JAVASTECH.COM – Google translate menutup layanannya di Tiongkok di bulan Oktober ini. langkah yang besar bagi perusahaan raksasa Google karena mengakhiri produk Google yang tersisa di negara tirai bambu tersebut. Induk perusahaan Google yakni Alphabet mengonfirmasi lewat juru bicaranya di email “karena penggunaan yang rendah” .
Di Tiongkok juga para pengguna lebih banyak menggunakan Baidu dan Alibaba daripada menggunakan Google Translate. Data yang dimuat oleh South China Morning Post, yaitu platform Similarweb mencatat jika Google Translate Tiongkok mendapatkan 53,5 juta klik dari pengguna desktop dan seluler yang digabungkan.
Banyak orang sudah tahu jika Google memiliki kaitan yang erat dengan Tiongkok.

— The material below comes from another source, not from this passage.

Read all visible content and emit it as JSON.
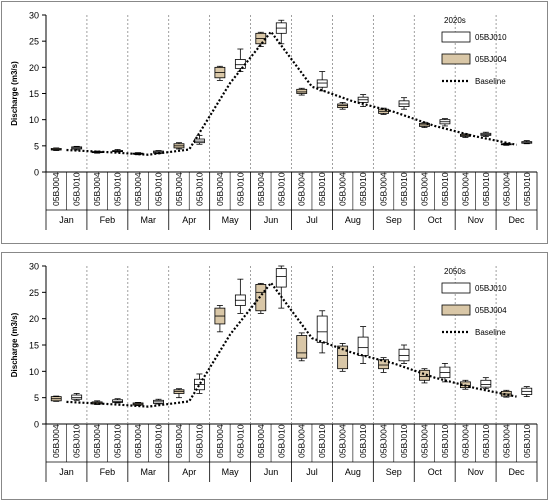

Raksasa teknologi Amerika Serikat itu juga menarik mesin pencariannya di Tiongkok karena Pemerintah Tiongkok menyaring dengan ketat. Pihak Tiongkok juga memblokir Gmail serta Gmaps di Tiongkok.

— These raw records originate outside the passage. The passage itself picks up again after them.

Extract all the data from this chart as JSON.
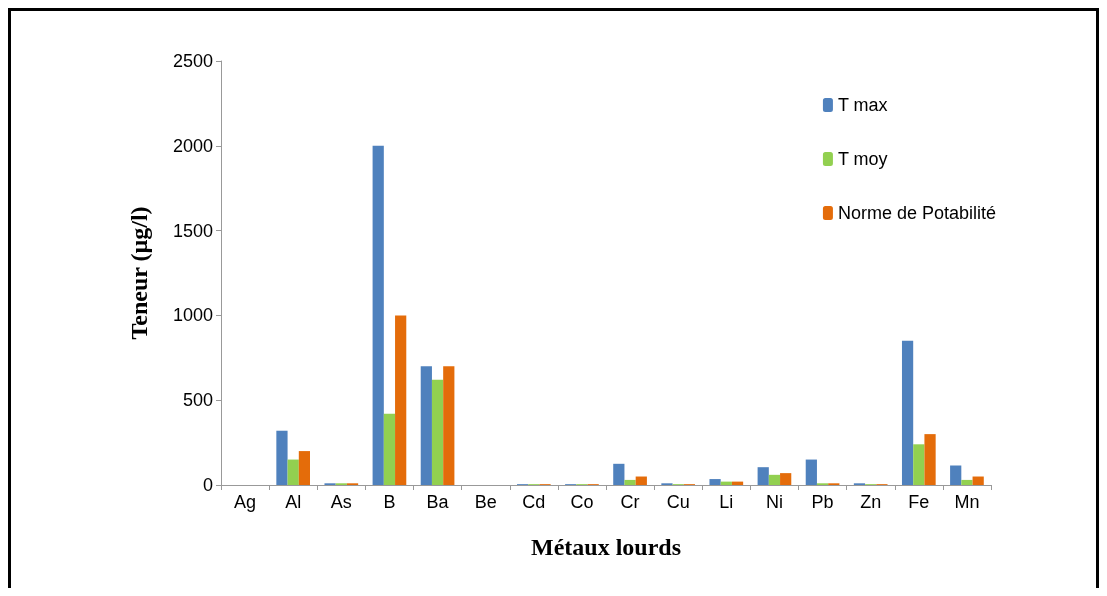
{
  "chart_data": {
    "type": "bar",
    "xlabel": "Métaux lourds",
    "ylabel": "Teneur (µg/l)",
    "categories": [
      "Ag",
      "Al",
      "As",
      "B",
      "Ba",
      "Be",
      "Cd",
      "Co",
      "Cr",
      "Cu",
      "Li",
      "Ni",
      "Pb",
      "Zn",
      "Fe",
      "Mn"
    ],
    "series": [
      {
        "name": "T max",
        "color": "#4f81bd",
        "values": [
          null,
          320,
          10,
          2000,
          700,
          null,
          5,
          5,
          125,
          10,
          35,
          105,
          150,
          10,
          850,
          115
        ]
      },
      {
        "name": "T moy",
        "color": "#92d050",
        "values": [
          null,
          150,
          10,
          420,
          620,
          null,
          5,
          5,
          30,
          5,
          20,
          60,
          10,
          5,
          240,
          30
        ]
      },
      {
        "name": "Norme de Potabilité",
        "color": "#e46c0a",
        "values": [
          null,
          200,
          10,
          1000,
          700,
          null,
          5,
          5,
          50,
          5,
          20,
          70,
          10,
          5,
          300,
          50
        ]
      }
    ],
    "ylim": [
      0,
      2500
    ],
    "yticks": [
      0,
      500,
      1000,
      1500,
      2000,
      2500
    ],
    "grid": false,
    "legend": "top right"
  }
}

Google juga memiliki kehadiran yang terbatas di daerah Tiongkok akhir-akhir ini. Google yang dulunya memproduksi barang-barang di Tiongkok mulai mengalihkan pasar produksi ponsel pintarnya ke Vietnam.
Menurut beberapa laporan, perusahaan-perusahaan Amerika Serikat (AS) secara langsung telah menginvestasikan dana sekitar $90 milliar di Tiongkok pada akhir 2020. Lalu kemudian perusahaan AS menambahkan $2,5 miliar lagi di tahun 2021, berdasarkan data yang terkumpul dari kementrian perdagangan Tiongkok.
Apa sebenarnya yang menyebabkan penutupan besar ini?
Semua itu karena sensor yang menjadi alasannya. Google secara kondusif menutup operasinya di China setelah menemukan serangan siber dari dalam negara. Dan ketika menyelidiki serangan tersebut, Google menemukan bahwa akun Gmail para aktivis hak asasi manusia di China telah diretas.
Langkah Google dalam mencabut suntikan dana di Tiongkok adalah contoh ekstrem dari pengambilan keputusan. Banyak pengusaha internet yang menetang jenis keputusan ini, jika mereka ingin berbisnis mereka harus mematuhi peraturan setempat yang dapat mencakup pembatasan bicara. Dan karena Amerika Serikat memiliki beberapa undang-undang kebebasan bicara yang paling longgar dan bebas di dunia. Amerika Serikat harus mulai beradaptasi dengan negara-negara dalam berbisnis dengan negara-negara yang secara budaya mirip dengan Amerika Serikat.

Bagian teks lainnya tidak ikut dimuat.